Chaos erupts after Kevin de León shows up at his first L.A. council meeting since October
Councilmember Kevin de León showed up at the Los Angeles City Council meeting on Friday morning, appearing for the first time since fallout from a racist leaked audio tape roiled the city in mid-October.
He walked into the council chamber just before 11 a.m., about 45 minutes after the meeting began, and sat in his chair with a staffer nearby.
Dozens of people, many of them Spanish-speaking, came to the meeting to show their support for De León. Some of them testified against proposals to impose new punishments for council members who, like De León, have been censured.
Council President Paul Krekorian approached De León and spoke to him, then some of De León’s colleagues began leaving the chamber. A recess was called as protesters voiced their disapproval.
The room quickly descended into chaos, with about a dozen protesters screaming for De León to leave and supporters of the embattled council member chanting “Kevin, Kevin, Kevin.”
“You allow anti-Blackness to take place,” shouted one audience member. “All of you are complicit in the destruction of L.A.,” another shouted.
While members of the crowd shouted at each other, police ejected two men from the room, saying they feared a fight would break out between them.
“Both men made comments or gestures to suggest that it was going to become physical, so we intervened at that time,” said Los Angeles Police Department Officer Marco Duarte, who is assigned to the council chamber.
De León last publicly appeared in council chambers on Oct. 11, when the council held their first meeting after The Times reported on the leaked audio of a private 2021 conversation among Councilmembers Gil Cedillo, Nury Martinez and De León, as well as then-president of the Los Angeles County Federation of Labor, Ron Herrera.
De León and Cedillo started out that October council meeting by sitting in their chairs, but immediately became the subject of angry chants from the crowd, and eventually left the room.
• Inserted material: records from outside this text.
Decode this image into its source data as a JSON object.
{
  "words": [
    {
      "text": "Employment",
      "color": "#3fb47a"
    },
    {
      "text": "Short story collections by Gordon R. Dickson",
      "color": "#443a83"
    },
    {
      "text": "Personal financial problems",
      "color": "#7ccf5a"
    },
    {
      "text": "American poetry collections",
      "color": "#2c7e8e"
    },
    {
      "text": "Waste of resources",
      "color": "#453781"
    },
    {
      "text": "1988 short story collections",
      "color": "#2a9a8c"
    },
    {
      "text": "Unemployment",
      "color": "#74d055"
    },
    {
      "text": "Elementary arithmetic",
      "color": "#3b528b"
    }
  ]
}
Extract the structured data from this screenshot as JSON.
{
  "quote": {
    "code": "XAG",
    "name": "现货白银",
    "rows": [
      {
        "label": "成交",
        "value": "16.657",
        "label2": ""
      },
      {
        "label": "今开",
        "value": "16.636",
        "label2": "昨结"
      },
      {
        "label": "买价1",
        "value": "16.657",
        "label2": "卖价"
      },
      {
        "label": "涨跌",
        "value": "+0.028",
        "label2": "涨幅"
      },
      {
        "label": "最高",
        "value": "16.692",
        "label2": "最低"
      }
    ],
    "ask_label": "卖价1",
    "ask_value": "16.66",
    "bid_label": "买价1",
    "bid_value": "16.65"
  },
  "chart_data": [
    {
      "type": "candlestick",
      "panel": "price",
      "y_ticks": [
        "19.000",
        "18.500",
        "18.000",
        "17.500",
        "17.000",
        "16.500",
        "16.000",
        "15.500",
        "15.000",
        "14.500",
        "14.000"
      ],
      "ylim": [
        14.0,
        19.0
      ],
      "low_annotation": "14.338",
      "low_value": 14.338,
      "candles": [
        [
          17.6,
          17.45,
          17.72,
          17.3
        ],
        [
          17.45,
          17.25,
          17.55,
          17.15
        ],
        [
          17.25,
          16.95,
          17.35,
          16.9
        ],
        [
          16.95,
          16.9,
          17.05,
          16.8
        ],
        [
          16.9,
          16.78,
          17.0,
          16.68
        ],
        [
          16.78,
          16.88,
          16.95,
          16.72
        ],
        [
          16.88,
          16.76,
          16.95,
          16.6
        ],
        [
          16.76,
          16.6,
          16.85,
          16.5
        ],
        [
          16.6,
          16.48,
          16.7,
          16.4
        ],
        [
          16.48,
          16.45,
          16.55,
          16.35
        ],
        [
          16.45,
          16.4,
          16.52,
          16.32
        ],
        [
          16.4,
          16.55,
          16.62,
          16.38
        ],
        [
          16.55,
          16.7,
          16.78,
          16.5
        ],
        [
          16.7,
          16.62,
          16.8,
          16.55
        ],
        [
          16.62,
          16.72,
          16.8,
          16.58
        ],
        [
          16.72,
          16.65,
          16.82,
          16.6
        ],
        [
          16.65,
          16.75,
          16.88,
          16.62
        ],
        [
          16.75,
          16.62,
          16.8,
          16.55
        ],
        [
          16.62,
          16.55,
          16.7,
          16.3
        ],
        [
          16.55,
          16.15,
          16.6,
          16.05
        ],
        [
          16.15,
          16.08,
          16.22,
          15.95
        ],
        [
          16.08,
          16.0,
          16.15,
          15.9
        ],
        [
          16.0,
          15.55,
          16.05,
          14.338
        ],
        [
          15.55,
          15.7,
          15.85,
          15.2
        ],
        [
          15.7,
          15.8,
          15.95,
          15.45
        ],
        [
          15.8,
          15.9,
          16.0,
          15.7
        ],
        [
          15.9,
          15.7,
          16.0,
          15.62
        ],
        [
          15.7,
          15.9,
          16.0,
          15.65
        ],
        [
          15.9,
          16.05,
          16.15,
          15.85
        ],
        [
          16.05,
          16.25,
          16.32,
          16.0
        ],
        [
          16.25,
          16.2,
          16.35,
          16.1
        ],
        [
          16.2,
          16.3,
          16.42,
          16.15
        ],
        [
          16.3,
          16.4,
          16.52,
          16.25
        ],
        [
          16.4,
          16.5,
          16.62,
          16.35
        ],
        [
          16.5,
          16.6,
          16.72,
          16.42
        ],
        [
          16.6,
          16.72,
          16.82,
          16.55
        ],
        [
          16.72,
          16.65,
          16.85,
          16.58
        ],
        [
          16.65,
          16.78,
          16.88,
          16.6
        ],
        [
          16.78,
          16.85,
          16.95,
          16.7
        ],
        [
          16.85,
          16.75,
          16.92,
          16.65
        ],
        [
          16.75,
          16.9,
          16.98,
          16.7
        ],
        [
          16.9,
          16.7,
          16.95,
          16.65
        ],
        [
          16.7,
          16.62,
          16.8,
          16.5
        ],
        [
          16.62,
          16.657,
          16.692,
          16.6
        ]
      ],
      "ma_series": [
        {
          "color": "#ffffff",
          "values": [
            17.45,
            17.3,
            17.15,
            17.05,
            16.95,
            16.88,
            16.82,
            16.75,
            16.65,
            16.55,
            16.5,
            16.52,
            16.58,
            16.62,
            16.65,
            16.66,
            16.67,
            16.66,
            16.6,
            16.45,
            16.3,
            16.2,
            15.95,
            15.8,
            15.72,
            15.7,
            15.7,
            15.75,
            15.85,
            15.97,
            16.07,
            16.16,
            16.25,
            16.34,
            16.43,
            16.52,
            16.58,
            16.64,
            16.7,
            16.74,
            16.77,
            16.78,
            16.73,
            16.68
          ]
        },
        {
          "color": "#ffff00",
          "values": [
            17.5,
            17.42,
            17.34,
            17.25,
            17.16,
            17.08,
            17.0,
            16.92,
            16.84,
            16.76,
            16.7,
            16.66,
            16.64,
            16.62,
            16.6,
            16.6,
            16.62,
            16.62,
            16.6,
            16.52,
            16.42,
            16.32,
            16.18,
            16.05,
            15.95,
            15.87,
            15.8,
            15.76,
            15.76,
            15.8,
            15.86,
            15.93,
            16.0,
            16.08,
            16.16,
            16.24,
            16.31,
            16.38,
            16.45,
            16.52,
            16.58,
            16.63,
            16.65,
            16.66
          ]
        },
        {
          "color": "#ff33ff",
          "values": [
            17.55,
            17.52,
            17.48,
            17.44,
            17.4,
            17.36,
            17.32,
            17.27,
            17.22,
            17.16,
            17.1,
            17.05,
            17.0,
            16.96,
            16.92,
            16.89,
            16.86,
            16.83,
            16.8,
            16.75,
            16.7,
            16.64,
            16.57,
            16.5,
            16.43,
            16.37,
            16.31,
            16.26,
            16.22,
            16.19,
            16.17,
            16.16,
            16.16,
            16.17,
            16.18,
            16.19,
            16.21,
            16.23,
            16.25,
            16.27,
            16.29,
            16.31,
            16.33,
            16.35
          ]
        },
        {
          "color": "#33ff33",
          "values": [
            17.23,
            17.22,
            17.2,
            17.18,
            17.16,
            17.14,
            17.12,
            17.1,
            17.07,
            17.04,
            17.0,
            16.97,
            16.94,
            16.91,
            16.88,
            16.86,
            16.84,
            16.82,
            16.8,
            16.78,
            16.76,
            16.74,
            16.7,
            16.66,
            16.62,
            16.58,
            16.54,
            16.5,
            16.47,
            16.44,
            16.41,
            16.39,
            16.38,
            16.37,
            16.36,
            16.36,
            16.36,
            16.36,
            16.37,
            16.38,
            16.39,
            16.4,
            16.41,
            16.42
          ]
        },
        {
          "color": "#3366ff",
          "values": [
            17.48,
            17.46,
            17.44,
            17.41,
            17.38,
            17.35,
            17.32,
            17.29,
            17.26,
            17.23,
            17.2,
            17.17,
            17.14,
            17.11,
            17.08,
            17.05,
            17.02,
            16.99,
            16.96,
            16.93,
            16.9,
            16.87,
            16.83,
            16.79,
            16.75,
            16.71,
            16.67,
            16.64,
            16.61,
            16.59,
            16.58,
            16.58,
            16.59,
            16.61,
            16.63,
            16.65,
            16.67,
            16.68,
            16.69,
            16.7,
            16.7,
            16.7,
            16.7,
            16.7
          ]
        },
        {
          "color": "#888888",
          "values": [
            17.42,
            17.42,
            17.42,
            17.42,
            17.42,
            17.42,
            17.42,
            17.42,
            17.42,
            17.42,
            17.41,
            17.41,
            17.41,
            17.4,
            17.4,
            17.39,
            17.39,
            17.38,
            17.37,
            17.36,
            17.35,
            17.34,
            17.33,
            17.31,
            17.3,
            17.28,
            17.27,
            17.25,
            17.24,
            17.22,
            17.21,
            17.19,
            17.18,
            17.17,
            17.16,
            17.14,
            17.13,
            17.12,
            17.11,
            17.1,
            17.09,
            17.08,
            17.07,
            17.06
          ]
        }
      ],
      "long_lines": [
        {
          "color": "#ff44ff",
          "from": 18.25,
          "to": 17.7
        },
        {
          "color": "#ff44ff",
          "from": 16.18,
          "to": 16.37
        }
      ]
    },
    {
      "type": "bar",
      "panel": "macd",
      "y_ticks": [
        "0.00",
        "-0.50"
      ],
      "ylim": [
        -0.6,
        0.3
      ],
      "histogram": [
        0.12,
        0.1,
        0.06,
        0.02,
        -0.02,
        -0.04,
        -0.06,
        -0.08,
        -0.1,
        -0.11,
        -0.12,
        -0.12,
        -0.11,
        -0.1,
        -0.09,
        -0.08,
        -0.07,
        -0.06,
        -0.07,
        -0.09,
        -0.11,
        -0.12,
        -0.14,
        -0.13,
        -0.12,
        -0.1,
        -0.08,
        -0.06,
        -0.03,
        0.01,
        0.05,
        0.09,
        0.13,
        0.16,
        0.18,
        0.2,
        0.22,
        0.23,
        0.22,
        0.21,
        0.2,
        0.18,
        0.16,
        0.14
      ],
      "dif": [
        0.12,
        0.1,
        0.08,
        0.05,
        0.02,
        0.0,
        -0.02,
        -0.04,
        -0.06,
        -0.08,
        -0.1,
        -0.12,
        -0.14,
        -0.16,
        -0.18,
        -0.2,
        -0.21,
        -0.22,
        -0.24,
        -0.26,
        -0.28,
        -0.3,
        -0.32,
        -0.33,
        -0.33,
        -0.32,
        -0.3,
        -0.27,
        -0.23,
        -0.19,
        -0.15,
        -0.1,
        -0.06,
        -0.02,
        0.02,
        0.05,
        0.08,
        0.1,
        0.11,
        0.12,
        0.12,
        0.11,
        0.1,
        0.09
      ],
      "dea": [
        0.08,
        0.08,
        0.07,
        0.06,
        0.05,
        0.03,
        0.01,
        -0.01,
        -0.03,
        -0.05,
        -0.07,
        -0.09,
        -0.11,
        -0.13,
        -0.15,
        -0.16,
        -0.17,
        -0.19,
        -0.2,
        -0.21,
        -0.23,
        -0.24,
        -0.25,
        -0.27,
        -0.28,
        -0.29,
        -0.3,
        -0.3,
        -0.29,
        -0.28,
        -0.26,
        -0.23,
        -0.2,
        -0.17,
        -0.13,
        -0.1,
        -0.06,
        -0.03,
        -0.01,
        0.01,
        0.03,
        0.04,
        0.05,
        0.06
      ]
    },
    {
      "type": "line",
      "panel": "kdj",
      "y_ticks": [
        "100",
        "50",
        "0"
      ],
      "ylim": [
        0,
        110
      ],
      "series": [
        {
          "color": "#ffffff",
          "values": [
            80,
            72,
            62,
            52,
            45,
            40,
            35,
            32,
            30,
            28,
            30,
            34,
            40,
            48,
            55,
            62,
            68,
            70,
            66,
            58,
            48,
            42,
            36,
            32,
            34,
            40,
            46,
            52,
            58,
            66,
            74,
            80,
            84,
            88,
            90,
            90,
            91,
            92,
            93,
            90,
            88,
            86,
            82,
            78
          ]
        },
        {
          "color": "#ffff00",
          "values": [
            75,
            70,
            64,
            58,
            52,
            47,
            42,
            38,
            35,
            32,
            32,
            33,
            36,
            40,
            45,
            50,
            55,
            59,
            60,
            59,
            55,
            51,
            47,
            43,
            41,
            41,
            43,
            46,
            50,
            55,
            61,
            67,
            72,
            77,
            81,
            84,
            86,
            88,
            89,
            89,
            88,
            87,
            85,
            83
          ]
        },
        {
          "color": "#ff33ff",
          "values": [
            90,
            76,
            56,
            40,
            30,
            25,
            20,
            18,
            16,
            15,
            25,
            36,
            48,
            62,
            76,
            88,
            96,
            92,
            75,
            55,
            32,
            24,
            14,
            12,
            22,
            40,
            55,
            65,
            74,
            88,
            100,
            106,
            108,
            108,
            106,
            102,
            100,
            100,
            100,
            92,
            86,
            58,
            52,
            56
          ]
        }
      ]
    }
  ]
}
Cedillo has not been back to a council meeting since.
De León apologized in the wake of the tape but said he has no plans to resign and does not want to leave his constituents without representation. He has quietly begun to reenter the public sphere in the weeks since he last appeared in council chambers, attending food giveaways and other community events.
Virtually the entire Democratic establishment called for Cedillo and De León to resign in the wake of the leaked audio. The two other participants in the secretly recorded conversation, former Council President Martinez and Herrera, resigned from their posts in the immediate aftermath of the leak.
Protesters have been a constant presence at council meetings in recent months, with frequent chants promising to keep interrupting meetings until both Cedillo and De León resign. They also camped out at De León’s house for days at a time.
Cedillo was ousted by incoming Councilmember Eunisses Hernandez in a June election and Friday is his last council meeting before his term expires. But De León has two more years in office.